The paediatric respiratory community in the UK is to address “age discrimination” against children with severe asthma, announcing plans to undertake a pragmatic clinical trial that will compare biologics in children with severe therapy-resistant asthma (STRA) and assess the benefits of specialist paediatric severe asthma centres.
The year long non-inferiority TREAT trial, to be funded by the National Institute for Health Research, will compare the efficacy of mepolizumab and omalizumab in children with STRA, determining which biologic is best for each individual child, with asthma attacks as the primary outcome.

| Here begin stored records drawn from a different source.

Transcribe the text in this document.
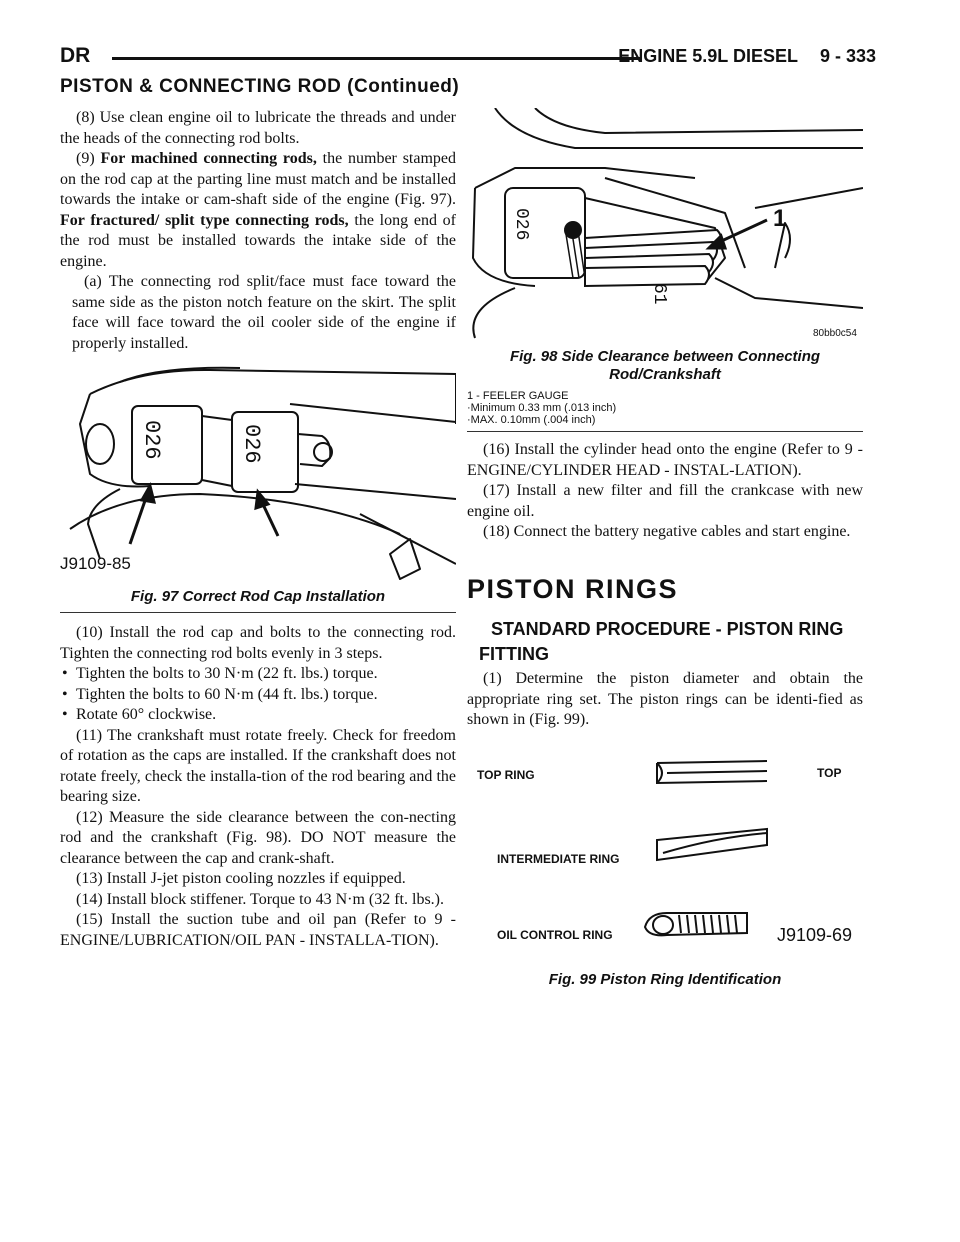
DR	ENGINE 5.9L DIESEL 9 - 333
PISTON & CONNECTING ROD (Continued)

(8) Use clean engine oil to lubricate the threads and under the heads of the connecting rod bolts.

(9) For machined connecting rods, the number stamped on the rod cap at the parting line must match and be installed towards the intake or cam-shaft side of the engine (Fig. 97). For fractured/ split type connecting rods, the long end of the rod must be installed towards the intake side of the engine.

(a) The connecting rod split/face must face toward the same side as the piston notch feature on the skirt. The split face will face toward the oil cooler side of the engine if properly installed.

026	026
J9109-85
Fig. 97 Correct Rod Cap Installation

(10) Install the rod cap and bolts to the connecting rod. Tighten the connecting rod bolts evenly in 3 steps.

• Tighten the bolts to 30 N·m (22 ft. lbs.) torque.

• Tighten the bolts to 60 N·m (44 ft. lbs.) torque.

• Rotate 60° clockwise.

(11) The crankshaft must rotate freely. Check for freedom of rotation as the caps are installed. If the crankshaft does not rotate freely, check the installa-tion of the rod bearing and the bearing size.

(12) Measure the side clearance between the con-necting rod and the crankshaft (Fig. 98). DO NOT measure the clearance between the cap and crank-shaft.

(13) Install J-jet piston cooling nozzles if equipped.

(14) Install block stiffener. Torque to 43 N·m (32 ft. lbs.).

(15) Install the suction tube and oil pan (Refer to 9 - ENGINE/LUBRICATION/OIL PAN - INSTALLA-TION).

026
61
1
80bb0c54
Fig. 98 Side Clearance between Connecting Rod/Crankshaft
1 - FEELER GAUGE
·Minimum 0.33 mm (.013 inch)
·MAX. 0.10mm (.004 inch)

(16) Install the cylinder head onto the engine (Refer to 9 - ENGINE/CYLINDER HEAD - INSTAL-LATION).

(17) Install a new filter and fill the crankcase with new engine oil.

(18) Connect the battery negative cables and start engine.

PISTON RINGS
STANDARD PROCEDURE - PISTON RING FITTING

(1) Determine the piston diameter and obtain the appropriate ring set. The piston rings can be identi-fied as shown in (Fig. 99).

TOP RING	TOP
INTERMEDIATE RING
OIL CONTROL RING	J9109-69
Fig. 99 Piston Ring Identification
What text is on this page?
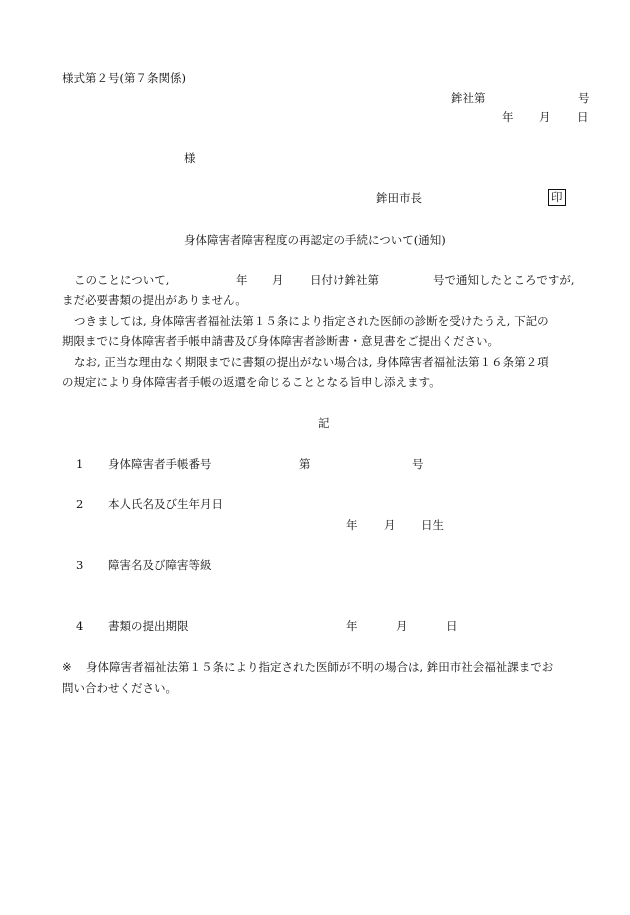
様式第２号(第７条関係)
鉾社第	号
年 月 日
様
鉾田市長	印
身体障害者障害程度の再認定の手続について(通知)
このことについて,	年 月 日付け鉾社第	号で通知したところですが,
まだ必要書類の提出がありません。
つきましては, 身体障害者福祉法第１５条により指定された医師の診断を受けたうえ, 下記の
期限までに身体障害者手帳申請書及び身体障害者診断書・意見書をご提出ください。
なお, 正当な理由なく期限までに書類の提出がない場合は, 身体障害者福祉法第１６条第２項
の規定により身体障害者手帳の返還を命じることとなる旨申し添えます。
記
1 身体障害者手帳番号	第	号
2 本人氏名及び生年月日
年 月 日生
3 障害名及び障害等級
4 書類の提出期限	年	月	日
※ 身体障害者福祉法第１５条により指定された医師が不明の場合は, 鉾田市社会福祉課までお
問い合わせください。
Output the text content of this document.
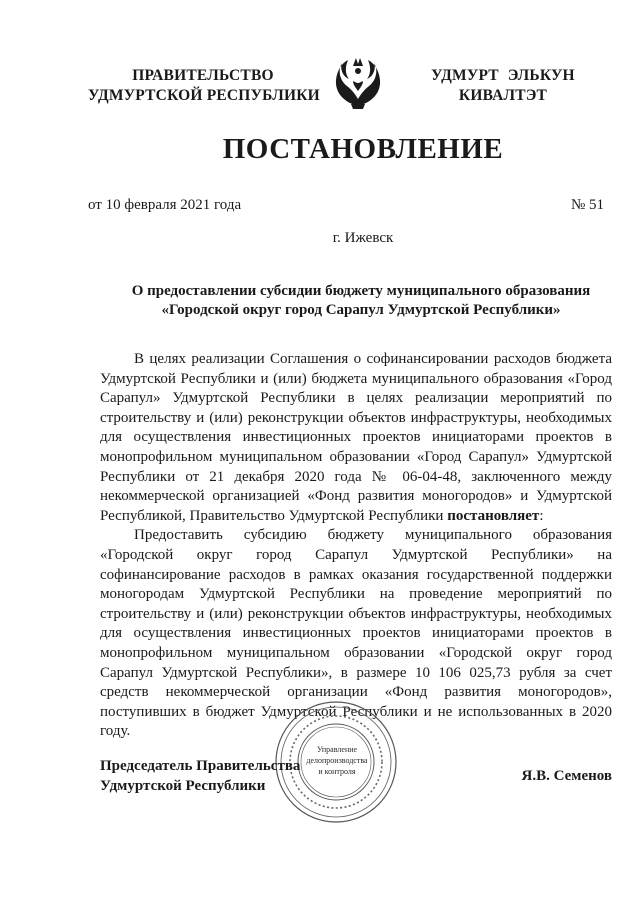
ПРАВИТЕЛЬСТВО
УДМУРТСКОЙ РЕСПУБЛИКИ
УДМУРТ ЭЛЬКУН
КИВАЛТЭТ
ПОСТАНОВЛЕНИЕ
от 10 февраля 2021 года	№ 51
г. Ижевск
О предоставлении субсидии бюджету муниципального образования
«Городской округ город Сарапул Удмуртской Республики»

В целях реализации Соглашения о софинансировании расходов бюджета Удмуртской Республики и (или) бюджета муниципального образования «Город Сарапул» Удмуртской Республики в целях реализации мероприятий по строительству и (или) реконструкции объектов инфраструктуры, необходимых для осуществления инвестиционных проектов инициаторами проектов в монопрофильном муниципальном образовании «Город Сарапул» Удмуртской Республики от 21 декабря 2020 года № 06-04-48, заключенного между некоммерческой организацией «Фонд развития моногородов» и Удмуртской Республикой, Правительство Удмуртской Республики постановляет:

Предоставить субсидию бюджету муниципального образования «Городской округ город Сарапул Удмуртской Республики» на софинансирование расходов в рамках оказания государственной поддержки моногородам Удмуртской Республики на проведение мероприятий по строительству и (или) реконструкции объектов инфраструктуры, необходимых для осуществления инвестиционных проектов инициаторами проектов в монопрофильном муниципальном образовании «Городской округ город Сарапул Удмуртской Республики», в размере 10 106 025,73 рубля за счет средств некоммерческой организации «Фонд развития моногородов», поступивших в бюджет Удмуртской Республики и не использованных в 2020 году.

Управление
делопроизводства
и контроля
Председатель Правительства
Удмуртской Республики
Я.В. Семенов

It will also investigate biomarkers of response in children.
Writing in the Lancet Respiratory Medicine, the experts led by Professor Sejal Saglani from Imperial College London warn of unmet therapeutic needs in children with STRA, highlighting “stark differences” in their health care compared to that of adults with severe asthma.
“Unlike adults, children with severe asthma are not treated at specialist centres, clinical trials of novel therapeutics are not tailored for children, and novel biologics are being approved without evidence of efficacy.”
They point out that without specialist services – which are associated with improved quality of life and asthma control as well as a reduction in healthcare use – children could be exposed to potential harm associated with inappropriate prescribing of biologics, or they could be denied an appropriate therapy.
“Importantly, we will aim to demonstrate the advantages of specialist paediatric severe asthma centres and thereby encourage childhood STRA to also be commissioned as a specialist service,” they said of the new trial.
“This framework should also be attractive for the pharmaceutical industry to engage with paediatricians to design future trials specifically for children and enable efficient recruitment and regulatory approval,” they added.
Key concerns over biologics
The experts say children with STRA and refractory difficult asthma should be considered for biologics, but flag three key concerns: first, that the appropriate studies are not being done in children; second, that drug development is aimed at therapeutic targets from adult models of disease; and finally, there are very little data to guide choosing the optimal biologic for individual patients.
They say the decision by the European Medicines Agency (EMA) last year to licence mepolizumab for use in children aged 6–17, despite inadequate efficacy data in adolescents and complete absence of efficacy data in those aged 6–11 years, is of huge concern.
“We are concerned that, having achieved approval for a paediatric licence by extrapolation of adult data for one biologic, the pharmaceutical industry will adopt the same approach for the many other biologics being approved for adult severe asthma.”
Children with severe asthma cannot continue to be treated as second-class citizens, they said.